Export Security Settings: The data entered into the Securities tab can be backed up for later re-importing by clicking the Export Security Settings button. The data is stored in /opt/wandisco/git-multisite/replicator/export/security-export.xml which should be included in any backup procedures you are running. You will need access to the file from your desktop during a re-import.
Import Security Settings: Click the Import Security Settings button if you need to restore your Security settings, such as after a re-installation of Git MultiSite. The import will proceed providing that you can enter a file path to the security-export.xml file.
Reload: Click on the reload button to refresh the Admin UI screen, you will need to do this in order to view any changes that you make.

Admin Account Precedence

Git MultiSite uses the following order of precedence when checking for authentication of users:

First: Internally managed users (if they are enabled - see Disable Managed Users)
Second: Local LDAP authorities by order
Third: Global LDAP authorities by order

Explanation

This provider implementation tries to authenticate user credentials against either the list of internally managed users, or against any number of LDAP authorities, or both -- depending on how the administrator has configured the application.

When authenticating against LDAP authorities, each one is tried in sequence until one either grants access or they all deny access.
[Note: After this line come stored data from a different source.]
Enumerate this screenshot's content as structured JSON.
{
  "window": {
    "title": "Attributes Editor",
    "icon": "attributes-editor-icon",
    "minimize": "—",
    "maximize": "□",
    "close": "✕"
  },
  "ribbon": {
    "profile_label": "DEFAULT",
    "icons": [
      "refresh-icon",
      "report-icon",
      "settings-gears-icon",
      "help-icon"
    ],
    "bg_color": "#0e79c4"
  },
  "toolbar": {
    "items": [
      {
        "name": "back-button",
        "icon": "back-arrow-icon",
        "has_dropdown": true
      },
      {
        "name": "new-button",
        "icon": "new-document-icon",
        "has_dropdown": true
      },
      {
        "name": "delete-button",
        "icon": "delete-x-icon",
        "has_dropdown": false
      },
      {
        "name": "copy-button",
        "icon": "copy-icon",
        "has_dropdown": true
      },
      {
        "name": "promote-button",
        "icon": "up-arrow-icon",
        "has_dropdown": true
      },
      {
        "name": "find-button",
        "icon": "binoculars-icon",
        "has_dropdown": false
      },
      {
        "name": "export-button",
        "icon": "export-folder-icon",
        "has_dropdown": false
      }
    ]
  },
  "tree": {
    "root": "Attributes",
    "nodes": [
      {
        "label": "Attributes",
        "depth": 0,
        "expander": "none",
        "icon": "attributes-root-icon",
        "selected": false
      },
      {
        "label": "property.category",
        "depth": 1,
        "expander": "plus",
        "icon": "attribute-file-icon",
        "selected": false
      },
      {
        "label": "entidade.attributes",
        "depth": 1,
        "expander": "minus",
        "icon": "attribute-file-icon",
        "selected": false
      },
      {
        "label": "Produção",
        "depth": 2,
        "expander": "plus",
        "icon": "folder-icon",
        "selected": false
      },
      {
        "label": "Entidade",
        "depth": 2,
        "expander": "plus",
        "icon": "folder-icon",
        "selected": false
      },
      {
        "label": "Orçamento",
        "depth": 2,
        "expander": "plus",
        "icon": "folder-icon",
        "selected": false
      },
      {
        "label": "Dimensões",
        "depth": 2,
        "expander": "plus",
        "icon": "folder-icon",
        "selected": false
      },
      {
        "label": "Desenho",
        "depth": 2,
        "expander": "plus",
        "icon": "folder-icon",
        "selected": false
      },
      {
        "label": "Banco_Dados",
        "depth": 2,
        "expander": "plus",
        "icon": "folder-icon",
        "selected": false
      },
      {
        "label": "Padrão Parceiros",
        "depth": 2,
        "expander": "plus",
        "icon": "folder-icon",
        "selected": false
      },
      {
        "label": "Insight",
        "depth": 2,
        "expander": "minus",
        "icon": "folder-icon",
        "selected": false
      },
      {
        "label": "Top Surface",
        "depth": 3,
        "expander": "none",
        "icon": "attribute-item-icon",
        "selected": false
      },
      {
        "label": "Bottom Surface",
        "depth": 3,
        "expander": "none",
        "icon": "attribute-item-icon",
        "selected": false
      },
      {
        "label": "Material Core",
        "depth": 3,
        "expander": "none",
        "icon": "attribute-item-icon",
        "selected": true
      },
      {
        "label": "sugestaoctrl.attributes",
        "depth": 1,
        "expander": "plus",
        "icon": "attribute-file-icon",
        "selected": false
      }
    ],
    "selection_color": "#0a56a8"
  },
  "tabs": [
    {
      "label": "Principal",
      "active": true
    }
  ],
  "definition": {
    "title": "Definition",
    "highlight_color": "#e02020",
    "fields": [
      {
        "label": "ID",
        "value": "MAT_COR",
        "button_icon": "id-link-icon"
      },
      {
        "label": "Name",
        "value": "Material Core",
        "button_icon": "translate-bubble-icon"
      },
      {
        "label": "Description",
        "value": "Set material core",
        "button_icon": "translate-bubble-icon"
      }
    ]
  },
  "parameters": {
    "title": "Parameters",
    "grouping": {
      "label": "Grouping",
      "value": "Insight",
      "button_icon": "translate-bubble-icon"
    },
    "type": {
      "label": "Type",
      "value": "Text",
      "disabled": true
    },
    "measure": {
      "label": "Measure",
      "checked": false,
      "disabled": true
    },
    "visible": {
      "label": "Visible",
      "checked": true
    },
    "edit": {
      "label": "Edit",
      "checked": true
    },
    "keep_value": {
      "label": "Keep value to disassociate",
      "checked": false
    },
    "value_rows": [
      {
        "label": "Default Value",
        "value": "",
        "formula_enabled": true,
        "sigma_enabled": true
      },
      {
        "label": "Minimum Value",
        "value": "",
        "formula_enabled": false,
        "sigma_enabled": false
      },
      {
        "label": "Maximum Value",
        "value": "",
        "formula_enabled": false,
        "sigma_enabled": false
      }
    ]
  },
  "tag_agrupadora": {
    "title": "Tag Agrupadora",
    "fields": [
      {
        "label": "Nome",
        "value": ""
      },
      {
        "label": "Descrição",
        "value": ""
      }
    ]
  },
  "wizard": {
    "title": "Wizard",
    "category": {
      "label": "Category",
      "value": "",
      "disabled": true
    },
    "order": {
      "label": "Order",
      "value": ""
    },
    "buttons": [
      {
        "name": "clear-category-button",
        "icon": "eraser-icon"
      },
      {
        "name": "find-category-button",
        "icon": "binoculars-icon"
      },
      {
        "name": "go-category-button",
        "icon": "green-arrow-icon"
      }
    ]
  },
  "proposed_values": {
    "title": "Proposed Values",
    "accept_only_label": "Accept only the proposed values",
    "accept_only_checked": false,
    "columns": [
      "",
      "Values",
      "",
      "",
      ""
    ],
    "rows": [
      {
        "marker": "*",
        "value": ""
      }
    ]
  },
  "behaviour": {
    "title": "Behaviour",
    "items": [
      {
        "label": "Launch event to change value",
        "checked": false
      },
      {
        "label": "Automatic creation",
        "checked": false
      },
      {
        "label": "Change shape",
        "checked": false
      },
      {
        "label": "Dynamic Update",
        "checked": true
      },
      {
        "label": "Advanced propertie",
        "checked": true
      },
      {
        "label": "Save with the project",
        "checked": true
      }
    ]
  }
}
In the event that they all deny access, only the error from the last authority tried will be returned.

Admin Accounts

Admin account changes are replicated to all nodes.
Changes to admin accounts are handled as proposals that require agreement from a majority of every node in the replication network.
Admin account changes are reported into the audit log.

Disable (Internally) Managed Users

Click the Disabled Managed Users button if you want to control access to Git MultiSite exclusively through LDAP. Once clicked, any Internally managed users will no longer be able to log into the Admin UI after they next log out. From that point only LDAP managed users will have access to the Git MultiSite Admin UI.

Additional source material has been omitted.